Historic district in Iowa, United States

The Brown Street Historic District is a nationally recognized historic district located in Iowa City, Iowa, United States.

== History ==
It was listed on the National Register of Historic Places in 1994, and its boundaries were increased in 2004. At the time of the boundary increase it consisted of 246 resources, which included 201 contributing buildings, one contributing structure, and 44 non-contributing buildings.

Brown and East Ronalds Streets are both part of the city's original plat when it was laid out as the capital of the Iowa Territory. They are located on the north edge of the plat. Its significance is derived from the settlement patterns here, the development of a major transportation corridor, the neighborhood's affiliation with the University of Iowa and its growth around the turn of the 20th century, and the architectural styles and forms that are found here from the 1850s to the 1920s.

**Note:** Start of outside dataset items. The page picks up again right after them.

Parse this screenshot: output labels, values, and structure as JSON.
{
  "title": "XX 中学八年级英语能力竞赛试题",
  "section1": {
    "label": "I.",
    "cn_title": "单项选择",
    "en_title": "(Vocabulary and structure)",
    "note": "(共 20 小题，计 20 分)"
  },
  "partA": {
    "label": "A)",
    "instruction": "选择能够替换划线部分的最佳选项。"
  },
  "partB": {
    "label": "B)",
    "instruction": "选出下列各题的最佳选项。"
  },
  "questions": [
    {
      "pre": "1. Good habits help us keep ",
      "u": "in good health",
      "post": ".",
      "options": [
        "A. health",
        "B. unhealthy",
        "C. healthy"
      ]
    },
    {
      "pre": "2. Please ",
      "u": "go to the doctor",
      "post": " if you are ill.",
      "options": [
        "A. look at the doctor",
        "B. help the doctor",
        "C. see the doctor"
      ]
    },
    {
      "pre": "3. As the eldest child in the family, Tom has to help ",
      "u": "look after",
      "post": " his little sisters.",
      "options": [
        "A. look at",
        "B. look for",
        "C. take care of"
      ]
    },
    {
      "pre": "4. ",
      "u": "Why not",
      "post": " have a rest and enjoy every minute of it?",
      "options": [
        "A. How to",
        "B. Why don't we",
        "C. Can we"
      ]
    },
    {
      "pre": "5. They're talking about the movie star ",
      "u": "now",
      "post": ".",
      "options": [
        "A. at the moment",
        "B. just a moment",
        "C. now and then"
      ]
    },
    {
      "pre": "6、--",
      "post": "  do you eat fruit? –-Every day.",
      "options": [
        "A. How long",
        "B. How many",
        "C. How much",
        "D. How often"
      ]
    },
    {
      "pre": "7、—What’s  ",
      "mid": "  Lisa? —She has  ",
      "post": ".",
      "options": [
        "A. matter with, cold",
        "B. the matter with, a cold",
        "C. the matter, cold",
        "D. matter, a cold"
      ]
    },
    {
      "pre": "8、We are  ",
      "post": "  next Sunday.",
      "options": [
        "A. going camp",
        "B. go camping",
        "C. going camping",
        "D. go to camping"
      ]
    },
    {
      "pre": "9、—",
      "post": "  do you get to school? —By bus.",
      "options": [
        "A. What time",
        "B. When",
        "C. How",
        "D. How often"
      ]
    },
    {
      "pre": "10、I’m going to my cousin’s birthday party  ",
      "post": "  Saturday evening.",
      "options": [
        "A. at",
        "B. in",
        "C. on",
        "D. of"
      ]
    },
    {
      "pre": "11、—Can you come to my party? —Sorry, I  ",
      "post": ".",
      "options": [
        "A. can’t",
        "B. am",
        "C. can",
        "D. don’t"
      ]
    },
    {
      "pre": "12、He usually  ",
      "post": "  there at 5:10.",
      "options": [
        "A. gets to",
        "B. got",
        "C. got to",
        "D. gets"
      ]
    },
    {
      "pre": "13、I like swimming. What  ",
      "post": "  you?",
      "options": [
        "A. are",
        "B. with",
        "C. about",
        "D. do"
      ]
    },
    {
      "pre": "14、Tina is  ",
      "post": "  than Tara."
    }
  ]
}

Many of the city's Bohemian-immigrant population lived here. Businessmen and blue-collar workers lived side by side to each other, as did professors from the University of Iowa. The old Military Road was routed on Brown Street, and after it was paved with bricks in 1907, it became the preferred route for funeral processions to Oakland Cemetery.

Most of the popular architectural styles from late 19th and into the 20th century are found here. The most popular house form is the American Four-Square. Other popular styles include Queen Anne, Italianate, and the Greek Revival. The houses are both one and two stories in height, and wood-frame construction is prominent with rubble stone foundations. Some exteriors are clad in brick. Four houses have been individually listed on the National Register of Historic Places: Charles Berryhill House (c. 1850–1865), Vogt House (1890), Bohumil Shimek House (c. 1890), and the Arthur Hillyer Ford House (1909).

Brown Street Historic District is also home to Happy Hollow park, a 3.3-acre park that was acquired by the city in 1945. The hollow is the result of inhabitants removing clay from the area to make bricks that were used in nearby homes. In 2018, the park received a new park shelter and restroom, with an estimated cost of $182,250. Happy Hollow Park has been the subject of ongoing coverage over the decision to replace the baseball infield with turf and reclassifying the park.

Beginning in 2022, the Brown Street Historic District was the site of a project to increase affordable housing in Iowa City. The city sold a vacant lot at 724 Ronalds Street to a nonprofit that has worked with the Iowa City Community School District to build affordable rental housing and provide students with on-the-job vocational training.